Mac pressed against the middle of what he believed to be a door, but the space didn’t budge. He then pushed the right side and was met with the same unyielding resistance, but when the left side was pushed that part of the wall swung inward several inches. Mac could see the corner of another space that was no more than five or six feet deep. He pressed his left shoulder against the wall and pushed the door further open, allowing him to step into what appeared to be a large hidden closet.
A bright and buzzing florescent bulb hung from a set of small chains attached to the ceiling. Sitting on the dirt floor of the closet was a large four by four, locked metallic trunk. The lock was identical to the one that had been used to secure the cellar door allowing Mac to dispose of it in the very same way. His gun fired once and was then returned to its holster while Mac slowly and carefully pulled up the trunk lid.
What Mac discovered brought a wide smile to his face as his eyes lit up with unexpected excitement.

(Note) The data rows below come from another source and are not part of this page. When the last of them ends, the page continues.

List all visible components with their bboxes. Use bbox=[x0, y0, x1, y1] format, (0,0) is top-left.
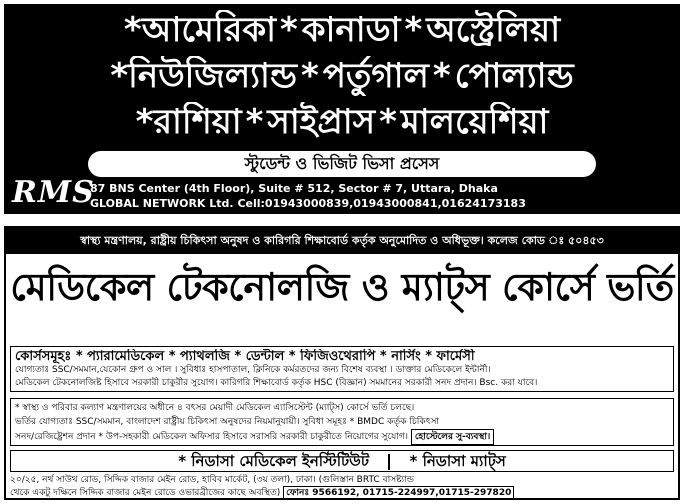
matts-line-3-text: সনদ/রেজিষ্ট্রেশন প্রদান * উপ-সহকারী মেডিকেল অফিসার হিসাবে সরাসরি সরকারী চাকুরীতে নিয়োগের সুযোগ। bbox=[15, 432, 409, 442]
country: পর্তুগাল bbox=[322, 56, 429, 96]
bullet: * bbox=[245, 102, 264, 142]
country-row-2 bbox=[4, 56, 680, 96]
institute-name: * নিডাসা মেডিকেল ইনস্টিটিউট bbox=[178, 452, 370, 470]
course-item: * bbox=[234, 349, 246, 364]
country-row-3 bbox=[4, 102, 680, 142]
country: পোল্যান্ড bbox=[454, 56, 574, 96]
institute-address bbox=[10, 474, 674, 498]
rms-visa-ad bbox=[4, 4, 680, 214]
rms-address: 87 BNS Center (4th Floor), Suite # 512, Sector # 7, Uttara, Dhaka bbox=[90, 182, 498, 195]
approval-strip: স্বাস্থ্য মন্ত্রণালয়, রাষ্ট্রীয় চিকিৎসা অনুষদ ও কারিগরি শিক্ষাবোর্ড কর্তৃক অনুমোদিত ও অধিভূক্ত। কলেজ কোড ঃ ৫০৪৫৩ bbox=[6, 228, 678, 254]
phone-numbers: ফোনঃ 9566192, 01715-224997,01715-297820 bbox=[283, 486, 514, 500]
country: নিউজিল্যান্ড bbox=[128, 56, 298, 96]
course-item: প্যাথলজি bbox=[180, 349, 230, 364]
course-item: * bbox=[75, 349, 88, 364]
courses-label: কোর্সসমূহঃ bbox=[15, 349, 72, 364]
country: অস্ট্রেলিয়া bbox=[426, 10, 561, 50]
matts-name: * নিডাসা ম্যাট্স bbox=[409, 452, 506, 470]
country: রাশিয়া bbox=[153, 102, 242, 142]
cell-numbers: Cell:01943000839,01943000841,01624173183 bbox=[237, 197, 526, 210]
country: মালয়েশিয়া bbox=[400, 102, 549, 142]
bullet: * bbox=[135, 102, 154, 142]
hostel-badge: হোস্টেলের সু-ব্যবস্থা। bbox=[411, 429, 494, 445]
address-line-2 bbox=[10, 486, 674, 500]
nidasa-medical-ad bbox=[4, 226, 680, 500]
course-item: ফিজিওথেরাপি bbox=[300, 349, 376, 364]
country-row-1 bbox=[4, 10, 680, 50]
course-item: ডেন্টাল bbox=[245, 349, 285, 364]
company-name: GLOBAL NETWORK Ltd. bbox=[90, 197, 234, 210]
course-list bbox=[15, 349, 669, 364]
admission-headline: মেডিকেল টেকনোলজি ও ম্যাট্স কোর্সে ভর্তি bbox=[10, 265, 674, 309]
bullet: * bbox=[301, 56, 319, 96]
course-item: * bbox=[168, 349, 181, 364]
course-box bbox=[10, 346, 674, 392]
course-item: * bbox=[288, 349, 301, 364]
course-item: প্যারামেডিকেল bbox=[87, 349, 165, 364]
rms-logo: RMS bbox=[12, 175, 95, 210]
bullet: * bbox=[404, 10, 423, 50]
bullet: * bbox=[123, 10, 142, 50]
divider bbox=[388, 454, 390, 470]
bullet: * bbox=[279, 10, 298, 50]
course-item: * bbox=[425, 349, 437, 364]
course-benefits: মেডিকেল টেকনোলজিষ্ট হিসাবে সরকারী চাকুরীর সুযোগ। কারিগরি শিক্ষাবোর্ড কর্তৃক HSC (বিজ্ঞান) সমমানের সরকারী সনদ প্রদান। Bsc. করা যাবে। bbox=[15, 378, 538, 388]
matts-line-3 bbox=[15, 429, 669, 445]
bullet: * bbox=[432, 56, 451, 96]
matts-line-2: ভর্তির যোগ্যতাঃ SSC/সমমান, বাংলাদেশ রাষ্ট্রীয় চিকিৎসা অনুষদের নিয়মানুযায়ী। সুবিধা সমূহঃ * BMDC কর্তৃক চিকিৎসা bbox=[15, 417, 439, 427]
course-item: ফার্মেসী bbox=[436, 349, 475, 364]
institute-names-bar bbox=[10, 450, 674, 472]
course-eligibility: যোগ্যতাঃ SSC/সমমান,যেকোন গ্রুপ ও সাল । সুবিধাঃ হাসপাতাল, ক্লিনিকে কর্মরতদের জন্য বিশেষ ব্যবস্থা । ডাক্তার মেডিকেলে ইন্টার্নী। bbox=[15, 365, 491, 375]
matts-line-1: * স্বাস্থ্য ও পরিবার কল্যাণ মন্ত্রণালয়ের অধীনে ৪ বৎসর মেয়াদী মেডিকেল এ্যাসিস্টেন্ট (ম্যাট্স) কোর্সে ভর্তি চলছে। bbox=[15, 403, 415, 413]
matts-info-box bbox=[10, 398, 674, 446]
bullet: * bbox=[110, 56, 129, 96]
course-item: নার্সিং bbox=[391, 349, 421, 364]
rms-company-contact bbox=[90, 197, 526, 211]
country: কানাডা bbox=[301, 10, 401, 50]
bullet: * bbox=[379, 102, 397, 142]
visa-process-banner: স্টুডেন্ট ও ভিজিট ভিসা প্রসেস bbox=[88, 151, 596, 177]
address-line-2-text: থেকে একটু দক্ষিনে সিদ্দিক বাজার মেইন রোডে ওভারব্রীজের কাছে অবস্থিত) bbox=[10, 488, 281, 498]
country: সাইপ্রাস bbox=[267, 102, 376, 142]
course-item: * bbox=[379, 349, 392, 364]
address-line-1: ২০/২৫, নর্থ সাউথ রোড, সিদ্দিক বাজার মেইন রোড, হাবিব মার্কেট, (৩য় তলা), ঢাকা। (গুলিস্তান BRTC বাসষ্ট্যান্ড bbox=[10, 475, 414, 485]
country: আমেরিকা bbox=[141, 10, 276, 50]
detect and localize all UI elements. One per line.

It appeared Christmas had arrived early…
7.
Ramtin Armeen sat in the back of the soft-leathered surroundings of his security enhanced slate black limousine and silently wondered if the Iranians were in fact monitoring his activity in Chicago. He had taken careful measures to try and move and then insulate as much of his business interests from Iranian influence, actions he knew would raise alarms within that government if discovered too soon.
That possibility was enough to force Armeen to travel to the farm outside Chicago to question the man who had apparently claimed that very thing to Hamid earlier in the day. It was a journey that left the billionaire increasingly annoyed with each passing mile as he considered simply calling ahead and telling the pig farmer to kill the stranger and be done with it.
Ah, but what if he has information that could be useful to me? What if it might help to further protect my Iranian holdings? Besides, I’m almost there. No sense turning back now.
Ramtin had not survived the myriad of challenges that was the Islamic dominated Iranian regime by ignoring potential threats. He had funneled millions in bribes over the last decade to ensure his business remained his own. If someone among the Supreme Leader’s fawning cadre of sycophants intended to try and make an example of Ramtin, the billionaire would see that effort terminated sooner rather than later.
But what if Hamid is involved in the conspiracy as well? Perhaps he has taken offense that I don’t share his own religious fervor?
It was not the first time Ramtin had considered that very possibility in recent months. He found Hamid’s radicalism a useful tool to spread chaos and dissention across the globe, which in turn fed his burgeoning security business,
but it was a quality the billionaire knew could also potentially turn against him if allowed to do so.
Ramtin Armeen knew the world was changing. The attack against the United States on September 11th, 2001 quickened the pace of that change and within that quickening was ample opportunity for those and others to profit both in money and more importantly, power. That potential power had led to a struggle between the great House of Saud and the Iranian-led Shi’a. The Saudis feared Iran’s emerging nuclear program and were willing to pay handsomely for any information that could help them deter its continued growth. Ramtin had been playing both sides for the last two years, giving details (at a considerable price) to the Saudis while at the same time charging the Iranian government for his assistance in smoothing over the United Nations’ ongoing nuclear inspections process.